The rise in Confraternities, especially those devoted to Eucharistic, Marian and catechetical observances was one of the most obvious arrows in the quiver of the post-Trent Church. Oftentimes, these confraternities were born out of religious orders, but in all instances, they succeeded only to the degree that they gained popular traction and they had to dovetail with other post-Trent reforms. For example, before Trent, many confraternities had their own chapels but in the seventeenth century, with the increasing, albeit uneven, emphasis on the importance of the territorial parish, the confraternities tended to move their shrines inside the walls of the parish church.

Bergin’s treatment of Jansenism, which closes the volume, is worth the price of admission. It is fascinating to see how the heresy intertwined with other ecclesial dynamics of the day. For example, the Jansenist emphasis on closing the gap between the status of clergy and laity was part of the reason they were viewed suspiciously: Their translation of the liturgical offices of the church into the vernacular set off more alarm bells than their translations of the Bible for just this reason! Similarly, some of the popularity of the Jansenists stemmed from their willingness to play the card of traditional Gallicanism, resentful of the intrusions of Rome into the affairs of the French Church. But, it was Jansenism’s attempt to resolve issues that the Council of Trent had quite purposefully left unresolved that put them on the road to their condemnation and this is, I think, a very pertinent lesson for our own time.
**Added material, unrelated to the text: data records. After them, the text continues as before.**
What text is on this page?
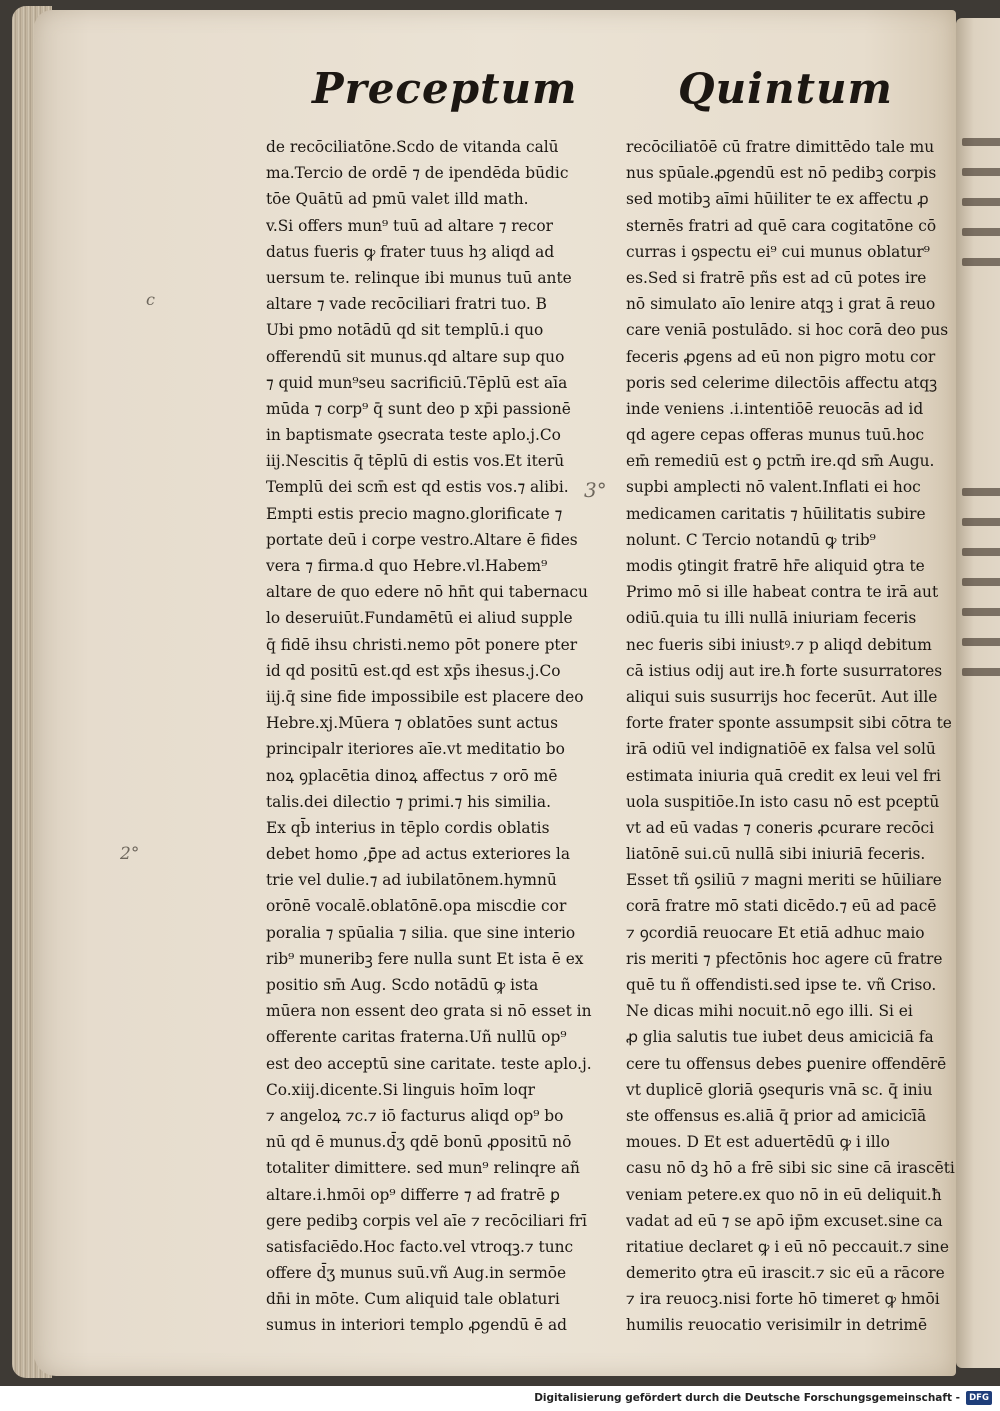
Preceptum Quintum
de recōciliatōne.Scdo de vitanda calū
ma.Tercio de ordē ⁊ de ipendēda būdic
tōe Quātū ad pmū valet illd math.
v.Si offers mun⁹ tuū ad altare ⁊ recor
datus fueris ꝙ frater tuus hȝ aliqd ad
uersum te. relinque ibi munus tuū ante
altare ⁊ vade recōciliari fratri tuo. B
Ubi pmo notādū qd sit templū.i quo
offerendū sit munus.qd altare sup quo
⁊ quid mun⁹seu sacrificiū.Tēplū est aīa
mūda ⁊ corp⁹ q̄ sunt deo p xp̄i passionē
in baptismate ꝯsecrata teste aplo.j.Co
iij.Nescitis q̄ tēplū di estis vos.Et iterū
Templū dei scm̄ est qd estis vos.⁊ alibi.
Empti estis precio magno.glorificate ⁊
portate deū i corpe vestro.Altare ē fides
vera ⁊ firma.d quo Hebre.vl.Habem⁹
altare de quo edere nō hn̄t qui tabernacu
lo deseruiūt.Fundamētū ei aliud supple
q̄ fidē ihsu christi.nemo pōt ponere pter
id qd positū est.qd est xp̄s ihesus.j.Co
iij.q̄ sine fide impossibile est placere deo
Hebre.xj.Mūera ⁊ oblatōes sunt actus
principalr iteriores aīe.vt meditatio bo
noꝝ ꝯplacētia dinoꝝ affectus ⁊ orō mē
talis.dei dilectio ⁊ primi.⁊ his similia.
Ex qb̄ interius in tēplo cordis oblatis
debet homo ,ꝑ̄pe ad actus exteriores la
trie vel dulie.⁊ ad iubilatōnem.hymnū
orōnē vocalē.oblatōnē.opa miscdie cor
poralia ⁊ spūalia ⁊ silia. que sine interio
rib⁹ muneribꝫ fere nulla sunt Et ista ē ex
positio sm̄ Aug. Scdo notādū ꝙ ista
mūera non essent deo grata si nō esset in
offerente caritas fraterna.Uñ nullū op⁹
est deo acceptū sine caritate. teste aplo.j.
Co.xiij.dicente.Si linguis hoīm loqr
⁊ angeloꝝ ⁊c.⁊ iō facturus aliqd op⁹ bo
nū qd ē munus.d̄ʒ qdē bonū ꝓpositū nō
totaliter dimittere. sed mun⁹ relinqre añ
altare.i.hmōi op⁹ differre ⁊ ad fratrē ꝑ
gere pedibꝫ corpis vel aīe ⁊ recōciliari frī
satisfaciēdo.Hoc facto.vel vtroqꝫ.⁊ tunc
offere d̄ʒ munus suū.vñ Aug.in sermōe
dn̄i in mōte. Cum aliquid tale oblaturi
sumus in interiori templo ꝓgendū ē ad
recōciliatōē cū fratre dimittēdo tale mu
nus spūale.ꝓgendū est nō pedibꝫ corpis
sed motibꝫ aīmi hūiliter te ex affectu ꝓ
sternēs fratri ad quē cara cogitatōne cō
curras i ꝯspectu ei⁹ cui munus oblatur⁹
es.Sed si fratrē pñs est ad cū potes ire
nō simulato aīo lenire atqꝫ i grat ā reuo
care veniā postulādo. si hoc corā deo pus
feceris ꝓgens ad eū non pigro motu cor
poris sed celerime dilectōis affectu atqꝫ
inde veniens .i.intentiōē reuocās ad id
qd agere cepas offeras munus tuū.hoc
em̄ remediū est ꝯ pctm̄ ire.qd sm̄ Augu.
supbi amplecti nō valent.Inflati ei hoc
medicamen caritatis ⁊ hūilitatis subire
nolunt. C Tercio notandū ꝙ trib⁹
modis ꝯtingit fratrē hr̄e aliquid ꝯtra te
Primo mō si ille habeat contra te irā aut
odiū.quia tu illi nullā iniuriam feceris
nec fueris sibi iniustꝰ.⁊ p aliqd debitum
cā istius odij aut ire.ħ forte susurratores
aliqui suis susurrijs hoc fecerūt. Aut ille
forte frater sponte assumpsit sibi cōtra te
irā odiū vel indignatiōē ex falsa vel solū
estimata iniuria quā credit ex leui vel fri
uola suspitiōe.In isto casu nō est pceptū
vt ad eū vadas ⁊ coneris ꝓcurare recōci
liatōnē sui.cū nullā sibi iniuriā feceris.
Esset tñ ꝯsiliū ⁊ magni meriti se hūiliare
corā fratre mō stati dicēdo.⁊ eū ad pacē
⁊ ꝯcordiā reuocare Et etiā adhuc maio
ris meriti ⁊ pfectōnis hoc agere cū fratre
quē tu ñ offendisti.sed ipse te. vñ Criso.
Ne dicas mihi nocuit.nō ego illi. Si ei
ꝓ glia salutis tue iubet deus amiciciā fa
cere tu offensus debes ꝑuenire offendērē
vt duplicē gloriā ꝯsequris vnā sc. q̄ iniu
ste offensus es.aliā q̄ prior ad amicicīā
moues. D Et est aduertēdū ꝙ i illo
casu nō dꝫ hō a frē sibi sic sine cā irascēti
veniam petere.ex quo nō in eū deliquit.ħ
vadat ad eū ⁊ se apō ip̄m excuset.sine ca
ritatiue declaret ꝙ i eū nō peccauit.⁊ sine
demerito ꝯtra eū irascit.⁊ sic eū a rācore
⁊ ira reuocꝫ.nisi forte hō timeret ꝙ hmōi
humilis reuocatio verisimilr in detrimē
c
3°
2°
Digitalisierung gefördert durch die Deutsche Forschungsgemeinschaft -	DFG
Bergin writes:

It is now generally accepted that the Council of Trent, so often berated for dogmatically closing debates on key theological issues, actually feared the dangers of making definitive pronouncements on questions that had remained undecided for centuries. Its decrees on fundamental issues of original sin, freedom of the human will, and predestination to salvation or damnation, which were at the core of the legacy of Saint Augustine to medieval Christianity, and which Luther and Calvin had brought to the forefront during the reformation, were compromises that left the door open to further discussion and, therefore, disagreement.

That is certainly not the history of the Council of Trent that I learned growing up! I would venture to submit that it is not a view of Trent that would warm the hearts of today’s heresy hunters and Jansenists. But, those who think they know who should and who should not be given communion, those who think they and they alone should decide who can grace the stage of a Catholic college’s commencement ceremony, they should recognize that they are not standing with the long, varied, sometimes clumsy, always human yet somehow divinely inspired efforts of the Church to proclaim the Gospel in ways that are effective because they are loving. They are standing with the Jansenists, withdrawing from the dangers of the world because they lack the confidence that the Church displayed at Trent, the confidence that insists not every issue must be resolved, that different consciences can reach different conclusions, all within the Church to be sure, but not all the same within the Church.

As I mentioned yesterday, Bergin’s book is not light reading, but it is fascinating reading and I encourage everyone to purchase it and read it.